The independent movie plots the tangles of money, sex, and politics, but it seems geared toward an audience unfamiliar with the genre.
Divisadero Pictures, Knife Fight
Before the opening music wraps on Knife Fight, we've been treated to a litany of clichés that suggests that this is a political movie made for people who have never seen one. Rob Lowe is political consultant Paul Turner, in a film recently screened at the Tribeca Film Festival, co-written and produced by long-time Democratic strategist Chris Lehane, and currently looking for distribution. There's a Friday night document dump, the notion that if one is explaining one is losing, and the suggestion that money is, indeed, the mother's milk of politics. Then things settle on our premise, another well-worn trope: that the best politicians are likely to sleep around. As Turner puts it, "You don't get the outsized talent without the outsized weakness." Eric McCormack is the drawling, darling governor of Kentucky and theater actor David Harbour is an Afghanistan War hero turned senator from California. Both are concerned, right-minded politicians who are flawless but for one flaw: the occasional extramarital sexual dalliance. (The sex really is meant to be toss-aside. It's not even clear whether Harbour's character is conscious at the time of his encounter with the inevitable masseuse.)
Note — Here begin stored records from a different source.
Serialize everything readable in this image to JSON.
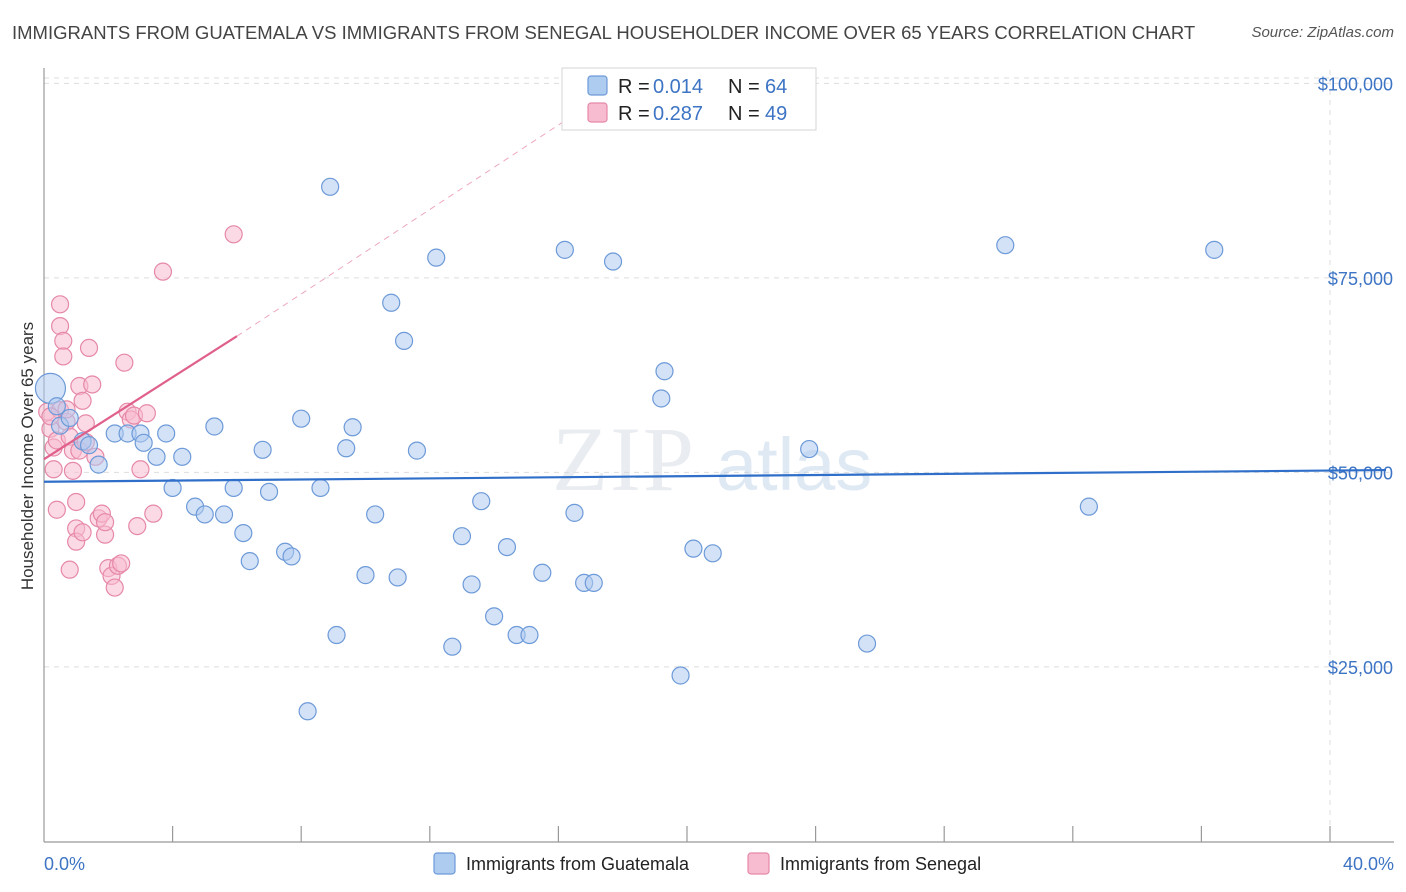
{
  "title": "IMMIGRANTS FROM GUATEMALA VS IMMIGRANTS FROM SENEGAL HOUSEHOLDER INCOME OVER 65 YEARS CORRELATION CHART",
  "source": "Source: ZipAtlas.com",
  "watermark": {
    "zip": "ZIP",
    "atlas": "atlas"
  },
  "colors": {
    "guatemala_fill": "#aecbf0",
    "guatemala_stroke": "#6d9ad8",
    "guatemala_line": "#2f6fc9",
    "senegal_fill": "#f7bcd0",
    "senegal_stroke": "#e688a8",
    "senegal_line": "#e0608c",
    "axis_label": "#3d74c4",
    "grid": "#dddddd"
  },
  "legend": {
    "r_label": "R =",
    "n_label": "N =",
    "guatemala": {
      "r": "0.014",
      "n": "64"
    },
    "senegal": {
      "r": "0.287",
      "n": "49"
    }
  },
  "chart_data": {
    "type": "scatter",
    "title": "IMMIGRANTS FROM GUATEMALA VS IMMIGRANTS FROM SENEGAL HOUSEHOLDER INCOME OVER 65 YEARS CORRELATION CHART",
    "xlabel": "",
    "ylabel": "Householder Income Over 65 years",
    "xlim": [
      0,
      40
    ],
    "ylim": [
      2500,
      103000
    ],
    "x_tick_labels": [
      "0.0%",
      "40.0%"
    ],
    "y_ticks": [
      25000,
      50000,
      75000,
      100000
    ],
    "y_tick_labels": [
      "$25,000",
      "$50,000",
      "$75,000",
      "$100,000"
    ],
    "grid": true,
    "legend_position": "top-center",
    "series": [
      {
        "name": "Immigrants from Guatemala",
        "r": 0.014,
        "n": 64,
        "trend": {
          "x": [
            0,
            40
          ],
          "y": [
            48800,
            50300
          ]
        },
        "points": [
          [
            0.2,
            60800
          ],
          [
            0.5,
            56000
          ],
          [
            0.8,
            57000
          ],
          [
            1.2,
            54000
          ],
          [
            1.4,
            53500
          ],
          [
            1.7,
            51000
          ],
          [
            2.2,
            55000
          ],
          [
            2.6,
            55000
          ],
          [
            3.0,
            55000
          ],
          [
            3.1,
            53800
          ],
          [
            3.5,
            52000
          ],
          [
            3.8,
            55000
          ],
          [
            4.0,
            48000
          ],
          [
            4.3,
            52000
          ],
          [
            4.7,
            45600
          ],
          [
            5.0,
            44600
          ],
          [
            5.3,
            55900
          ],
          [
            5.6,
            44600
          ],
          [
            5.9,
            48000
          ],
          [
            6.2,
            42200
          ],
          [
            6.4,
            38600
          ],
          [
            6.8,
            52900
          ],
          [
            7.0,
            47500
          ],
          [
            7.5,
            39800
          ],
          [
            7.7,
            39200
          ],
          [
            8.0,
            56900
          ],
          [
            8.2,
            19300
          ],
          [
            8.6,
            48000
          ],
          [
            8.9,
            86700
          ],
          [
            9.1,
            29100
          ],
          [
            9.4,
            53100
          ],
          [
            9.6,
            55800
          ],
          [
            10.0,
            36800
          ],
          [
            10.3,
            44600
          ],
          [
            10.8,
            71800
          ],
          [
            11.0,
            36500
          ],
          [
            11.2,
            66900
          ],
          [
            11.6,
            52800
          ],
          [
            12.2,
            77600
          ],
          [
            12.7,
            27600
          ],
          [
            13.0,
            41800
          ],
          [
            13.3,
            35600
          ],
          [
            13.6,
            46300
          ],
          [
            14.0,
            31500
          ],
          [
            14.4,
            40400
          ],
          [
            14.7,
            29100
          ],
          [
            15.1,
            29100
          ],
          [
            15.5,
            37100
          ],
          [
            16.2,
            78600
          ],
          [
            16.5,
            44800
          ],
          [
            16.8,
            35800
          ],
          [
            17.1,
            35800
          ],
          [
            17.7,
            77100
          ],
          [
            19.2,
            59500
          ],
          [
            19.3,
            63000
          ],
          [
            19.8,
            23900
          ],
          [
            20.2,
            40200
          ],
          [
            20.8,
            39600
          ],
          [
            23.8,
            53000
          ],
          [
            25.6,
            28000
          ],
          [
            29.9,
            79200
          ],
          [
            32.5,
            45600
          ],
          [
            36.4,
            78600
          ],
          [
            0.4,
            58500
          ]
        ]
      },
      {
        "name": "Immigrants from Senegal",
        "r": 0.287,
        "n": 49,
        "trend": {
          "x": [
            0,
            6.0
          ],
          "y": [
            51700,
            67500
          ]
        },
        "trend_extension": {
          "x": [
            6.0,
            16.5
          ],
          "y": [
            67500,
            96000
          ]
        },
        "points": [
          [
            0.1,
            57800
          ],
          [
            0.2,
            55600
          ],
          [
            0.3,
            53200
          ],
          [
            0.3,
            50400
          ],
          [
            0.4,
            45200
          ],
          [
            0.4,
            54100
          ],
          [
            0.5,
            58000
          ],
          [
            0.5,
            71600
          ],
          [
            0.5,
            68800
          ],
          [
            0.6,
            66900
          ],
          [
            0.6,
            64900
          ],
          [
            0.7,
            56500
          ],
          [
            0.7,
            58100
          ],
          [
            0.8,
            54600
          ],
          [
            0.9,
            52800
          ],
          [
            0.9,
            50200
          ],
          [
            1.0,
            46200
          ],
          [
            1.0,
            42800
          ],
          [
            1.1,
            52800
          ],
          [
            1.1,
            61100
          ],
          [
            1.2,
            59200
          ],
          [
            1.3,
            56300
          ],
          [
            1.3,
            53900
          ],
          [
            1.4,
            66000
          ],
          [
            1.5,
            61300
          ],
          [
            1.6,
            52000
          ],
          [
            1.7,
            44100
          ],
          [
            1.8,
            44700
          ],
          [
            1.9,
            42000
          ],
          [
            2.0,
            37700
          ],
          [
            2.1,
            36700
          ],
          [
            2.2,
            35200
          ],
          [
            2.3,
            38000
          ],
          [
            2.4,
            38300
          ],
          [
            2.5,
            64100
          ],
          [
            2.6,
            57800
          ],
          [
            2.7,
            56800
          ],
          [
            2.8,
            57300
          ],
          [
            2.9,
            43100
          ],
          [
            3.0,
            50400
          ],
          [
            3.2,
            57600
          ],
          [
            3.4,
            44700
          ],
          [
            3.7,
            75800
          ],
          [
            5.9,
            80600
          ],
          [
            1.0,
            41100
          ],
          [
            1.2,
            42300
          ],
          [
            0.2,
            57200
          ],
          [
            0.8,
            37500
          ],
          [
            1.9,
            43600
          ]
        ]
      }
    ]
  },
  "bottom_legend": {
    "guatemala": "Immigrants from Guatemala",
    "senegal": "Immigrants from Senegal"
  }
}
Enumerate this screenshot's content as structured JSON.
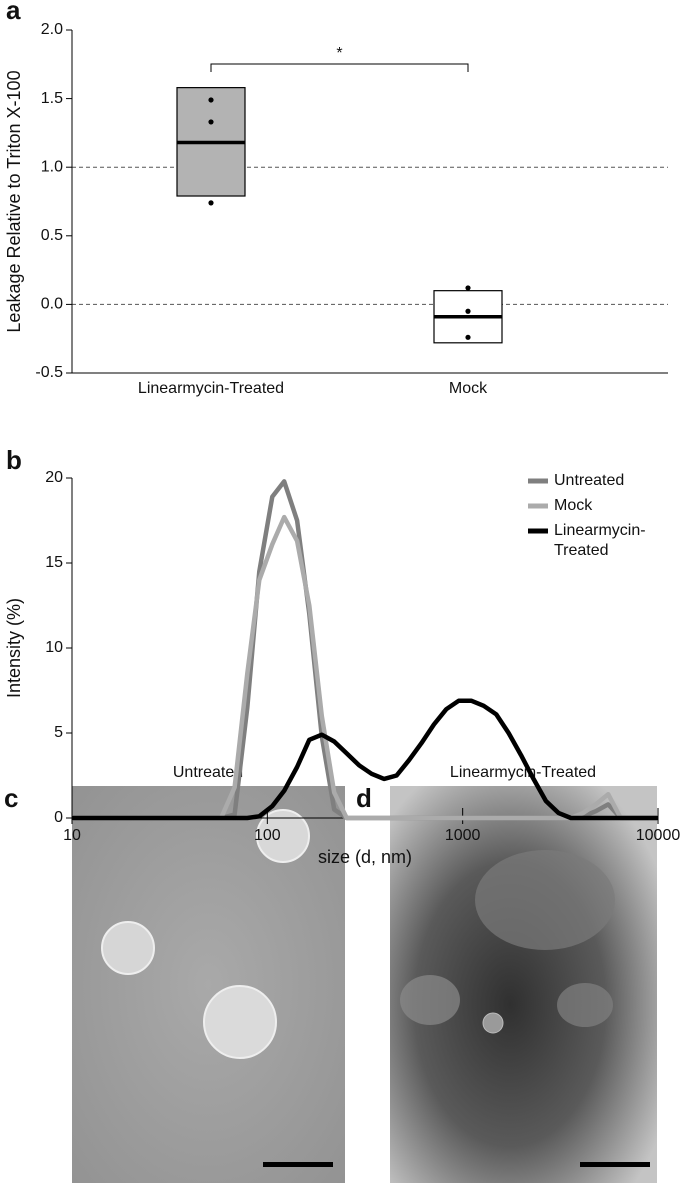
{
  "chart_data": [
    {
      "type": "box",
      "panel": "a",
      "ylabel": "Leakage Relative to Triton X-100",
      "categories": [
        "Linearmycin-Treated",
        "Mock"
      ],
      "boxes": [
        {
          "low": 0.79,
          "median": 1.18,
          "high": 1.58,
          "points": [
            1.49,
            1.33,
            0.74
          ],
          "color": "#b3b3b3"
        },
        {
          "low": -0.28,
          "median": -0.09,
          "high": 0.1,
          "points": [
            0.12,
            -0.05,
            -0.24
          ],
          "color": "#ffffff"
        }
      ],
      "ylim": [
        -0.5,
        2.0
      ],
      "yticks": [
        -0.5,
        {
          "value": 0,
          "label": "0.0"
        },
        0.5,
        {
          "value": 1,
          "label": "1.0"
        },
        1.5,
        {
          "value": 2,
          "label": "2.0"
        }
      ],
      "hlines": [
        0,
        1
      ],
      "significance": "*"
    },
    {
      "type": "line",
      "panel": "b",
      "xlabel": "size (d, nm)",
      "ylabel": "Intensity (%)",
      "xlog": true,
      "x": [
        10,
        58,
        68,
        79,
        91,
        106,
        122,
        142,
        164,
        190,
        220,
        255,
        295,
        342,
        396,
        459,
        531,
        615,
        712,
        825,
        955,
        1106,
        1281,
        1484,
        1718,
        1990,
        2305,
        2669,
        3091,
        3580,
        4145,
        4801,
        5560,
        6439,
        10000
      ],
      "series": [
        {
          "name": "Untreated",
          "color": "#7f7f7f",
          "values": [
            0,
            0,
            0.2,
            6.5,
            14.5,
            18.9,
            19.8,
            17.5,
            12.0,
            4.8,
            0.5,
            0,
            0,
            0,
            0,
            0,
            0,
            0,
            0,
            0,
            0,
            0,
            0,
            0,
            0,
            0,
            0,
            0,
            0,
            0,
            0.1,
            0.4,
            0.8,
            0,
            0
          ]
        },
        {
          "name": "Mock",
          "color": "#ababab",
          "values": [
            0,
            0,
            1.8,
            8.5,
            14.0,
            16.1,
            17.7,
            16.3,
            12.5,
            6.0,
            1.5,
            0,
            0,
            0,
            0,
            0,
            0,
            0,
            0,
            0,
            0,
            0,
            0,
            0,
            0,
            0,
            0,
            0,
            0,
            0,
            0.3,
            0.8,
            1.4,
            0,
            0
          ]
        },
        {
          "name": "Linearmycin-Treated",
          "color": "#000000",
          "values": [
            0,
            0,
            0,
            0,
            0.1,
            0.7,
            1.6,
            3.0,
            4.6,
            4.9,
            4.5,
            3.8,
            3.1,
            2.6,
            2.3,
            2.5,
            3.4,
            4.4,
            5.5,
            6.4,
            6.9,
            6.9,
            6.6,
            6.1,
            5.0,
            3.7,
            2.3,
            1.0,
            0.3,
            0,
            0,
            0,
            0,
            0,
            0
          ]
        }
      ],
      "xlim": [
        10,
        10000
      ],
      "xticks": [
        10,
        100,
        1000,
        10000
      ],
      "ylim": [
        0,
        20
      ],
      "yticks": [
        0,
        5,
        10,
        15,
        20
      ],
      "legend": "top-right"
    }
  ],
  "images": [
    {
      "panel": "c",
      "title": "Untreated"
    },
    {
      "panel": "d",
      "title": "Linearmycin-Treated"
    }
  ]
}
The job of Turner and his allies, including Lowe's The West Wing co-star Richard Schiff, is to keep these cads in office. The operatives work their magic through heartstring-tugging ads crafted by a tattooed video virtuoso, romancing the press, and, when things really count, acts of all-out fraud. Directed by Bill Guttentag, the film is enjoyably fast-paced and even fun in spots, and Lowe and the rest of the cast give it their all. But Knife Fight reduces itself to a simple calculation. You're a political consultant. Is it more honorable for you to help elect and protect smart, committed, and generally decent men with zipper problems -- or to let power go instead to dumb politicians with little more to offer the country than good hair?